One Thousand Scents

Saturday, January 27, 2007


I have nothing against cheap, mass-market scents. I even love some of them. But a lot of them are, let's face it, the lowest possible common denominator: designed to appeal to as many people as possible, to offend no-one, to offer no surprises or, in fact, anything of interest to anyone except the sort of person who doesn't usually wear scent. As snobbish as this is going to sound, they're created to appeal to people with no taste of their own--to people who have to be told what they like.

Here are three.

Daytona 500 is boring almost beyond human endurance. The notes, in case you might care, which you shouldn't, are as follows:

Top: yuzu, bergamot, mandarin.
Middle: Tarragon, sage, maté, and a watery accord.
Base: Nutmeg, cardamom, ambergris, sandalwood.

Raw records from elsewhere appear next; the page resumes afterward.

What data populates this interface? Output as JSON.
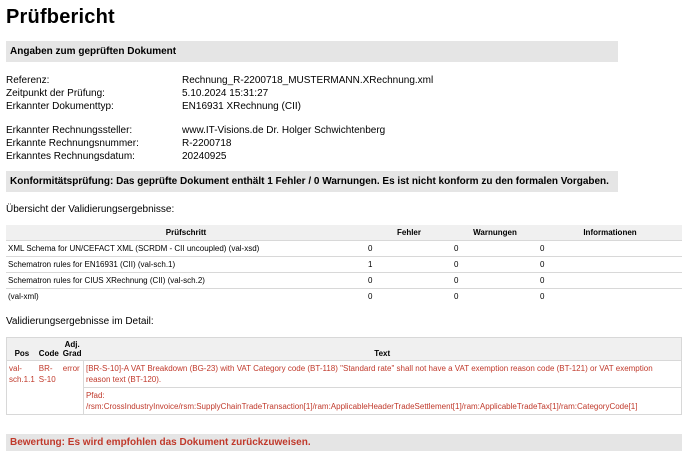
{
  "title": "Prüfbericht",
  "section_document": "Angaben zum geprüften Dokument",
  "document_info": [
    {
      "label": "Referenz:",
      "value": "Rechnung_R-2200718_MUSTERMANN.XRechnung.xml"
    },
    {
      "label": "Zeitpunkt der Prüfung:",
      "value": "5.10.2024 15:31:27"
    },
    {
      "label": "Erkannter Dokumenttyp:",
      "value": "EN16931 XRechnung (CII)"
    }
  ],
  "invoice_info": [
    {
      "label": "Erkannter Rechnungssteller:",
      "value": "www.IT-Visions.de Dr. Holger Schwichtenberg"
    },
    {
      "label": "Erkannte Rechnungsnummer:",
      "value": "R-2200718"
    },
    {
      "label": "Erkanntes Rechnungsdatum:",
      "value": "20240925"
    }
  ],
  "conformity": "Konformitätsprüfung: Das geprüfte Dokument enthält 1 Fehler / 0 Warnungen. Es ist nicht konform zu den formalen Vorgaben.",
  "overview_heading": "Übersicht der Validierungsergebnisse:",
  "overview_table": {
    "headers": {
      "step": "Prüfschritt",
      "errors": "Fehler",
      "warnings": "Warnungen",
      "info": "Informationen"
    },
    "rows": [
      {
        "step": "XML Schema for UN/CEFACT XML (SCRDM - CII uncoupled) (val-xsd)",
        "errors": "0",
        "warnings": "0",
        "info": "0"
      },
      {
        "step": "Schematron rules for EN16931 (CII) (val-sch.1)",
        "errors": "1",
        "warnings": "0",
        "info": "0"
      },
      {
        "step": "Schematron rules for CIUS XRechnung (CII) (val-sch.2)",
        "errors": "0",
        "warnings": "0",
        "info": "0"
      },
      {
        "step": "(val-xml)",
        "errors": "0",
        "warnings": "0",
        "info": "0"
      }
    ]
  },
  "detail_heading": "Validierungsergebnisse im Detail:",
  "detail_table": {
    "headers": {
      "pos": "Pos",
      "code": "Code",
      "grade_line1": "Adj.",
      "grade_line2": "Grad",
      "text": "Text"
    },
    "rows": [
      {
        "pos": "val-sch.1.1",
        "code": "BR-S-10",
        "grade": "error",
        "text": "[BR-S-10]-A VAT Breakdown (BG-23) with VAT Category code (BT-118) \"Standard rate\" shall not have a VAT exemption reason code (BT-121) or VAT exemption reason text (BT-120).",
        "path_label": "Pfad:",
        "path": "/rsm:CrossIndustryInvoice/rsm:SupplyChainTradeTransaction[1]/ram:ApplicableHeaderTradeSettlement[1]/ram:ApplicableTradeTax[1]/ram:CategoryCode[1]"
      }
    ]
  },
  "assessment": "Bewertung: Es wird empfohlen das Dokument zurückzuweisen.",
  "colors": {
    "error_text": "#c0392b",
    "bar_bg": "#e5e5e5",
    "table_header_bg": "#f0f0f0"
  }
}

It even has tarragon, which I love, but here it's just another part of the nebulous nothingness of the scent. (I will admit that the drydown is pleasant enough, in a generic sort of way. But that's it.)

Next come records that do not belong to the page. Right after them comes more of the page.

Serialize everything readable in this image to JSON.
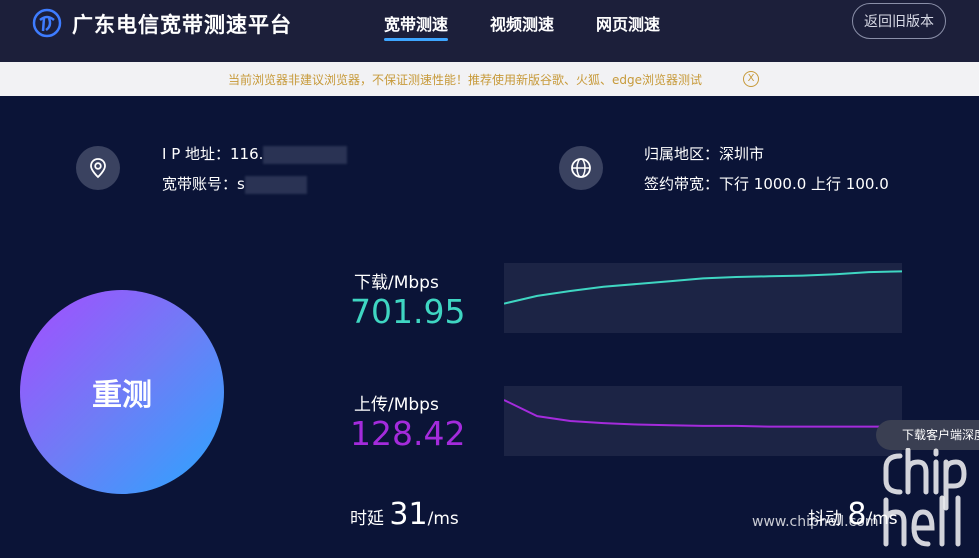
{
  "header": {
    "brand": "广东电信宽带测速平台",
    "tabs": [
      {
        "label": "宽带测速",
        "active": true
      },
      {
        "label": "视频测速",
        "active": false
      },
      {
        "label": "网页测速",
        "active": false
      }
    ],
    "back_label": "返回旧版本"
  },
  "notice": {
    "text": "当前浏览器非建议浏览器，不保证测速性能！推荐使用新版谷歌、火狐、edge浏览器测试",
    "close_label": "X"
  },
  "info": {
    "ip_label": "I P 地址：",
    "ip_value": "116.",
    "account_label": "宽带账号：",
    "account_value": "s",
    "region_label": "归属地区：",
    "region_value": "深圳市",
    "bandwidth_label": "签约带宽：",
    "bandwidth_value": "下行 1000.0 上行 100.0"
  },
  "retest_label": "重测",
  "download": {
    "label": "下载/Mbps",
    "value": "701.95",
    "color": "#3fd6c2",
    "series": [
      0.42,
      0.53,
      0.6,
      0.66,
      0.7,
      0.74,
      0.78,
      0.8,
      0.81,
      0.82,
      0.84,
      0.87,
      0.88
    ]
  },
  "upload": {
    "label": "上传/Mbps",
    "value": "128.42",
    "color": "#a42bdc",
    "series": [
      0.8,
      0.57,
      0.5,
      0.47,
      0.45,
      0.44,
      0.43,
      0.43,
      0.42,
      0.42,
      0.42,
      0.42,
      0.42
    ]
  },
  "latency": {
    "label": "时延",
    "value": "31",
    "unit": "/ms"
  },
  "jitter": {
    "label": "抖动",
    "value": "8",
    "unit": "/ms"
  },
  "float_button": "下载客户端深度",
  "watermark": {
    "url": "www.chiphell.com",
    "logo_text": "chip hell"
  }
}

As this amusing review says:

Elizabeth Arden's eau de speedway smells like . . . well, it smells like men's cologne.

And how.

The review also contains this gem:

"Fragrance is all about trying to communicate emotion," said Rolleston, in a telephone interview from New York. Men wearing Daytona 500 can expect to exude adrenaline, excitement, confidence and a passion for speed, among other things, according to the Elizabeth Arden executive.

Men wearing Daytona 500 can actually expect to exude a complete lack of individuality, which may well be the whole point. It will probably sell a jillion bottles, to men who don't wear fragrance but are seduced by the racecar theme. It is, beyond a doubt, the most generic, uninteresting, plagiarized men's scent imaginable.

H2 by Hummer--do all mass-market men's scents have to have an automotive theme?--is at least not the usual fresh men's scent. (That slot was taken by the original Hummer scent.) H2 is an oriental, and not a terrible one, either. But also not an interesting one. The notes are

cinnamon leaves, mandarin peel, bergamot, bourbon pepper, cardamom, elemi, incense, and red myrrh

and the whole thing smells like a mad pick-and-choose blend of twenty other men's oriental scents: Casual Friday, Opium Pour Homme, a few discontinued Yves Rochers such as Aztek, Tel Quel, and Samarkande, and, well, practically any other you can name. Not, as I said, terrible, certainly a step above Daytona 500. But a baby step.

I know what "phat" means (it means "cool" or "desirable", and it's an abbreviated form of "emphatic", despite the folk etymologies that have it meaning "pretty hot and tempting" or worse), but I'm old, or old-fashioned, enough to be of the opinion that "Baby Phat" is not a very good name for a clothing-and-fragrance line. I suppose the marketers have done their research, though, and they're not selling to me, so what do they care? There are two fragrances in the Baby Phat line, and the second one, Golden Goddess, is surprisingly not-bad for about half of its life. The notes are supposedly

bubbling champagne, seringa, blue lilies, night orchid, caramel, vanilla, patchouli, vetiver

and while the top note smells nothing like actual champagne, the rest of it smells pretty much exactly like what you'd expect; warm, sweet floral notes wrapped in warm, sweet oriental notes. (The vanilla-caramel scent is already present, giving the whole thing a candy-store quality, but the middle notes are not as sugary as Aquolina Pink Sugar.) It's very pretty, for a while. The trouble begins as the floral notes begin to fade, about two hours in, and the base notes come to the fore: the whole thing gets sweeter and sweeter, almost to the point of nausea. Even the vetiver and patchouli in the base can't control it.

At least it's not one of the hundreds of interchangeable fruity florals that everyone has been doing for the last five years.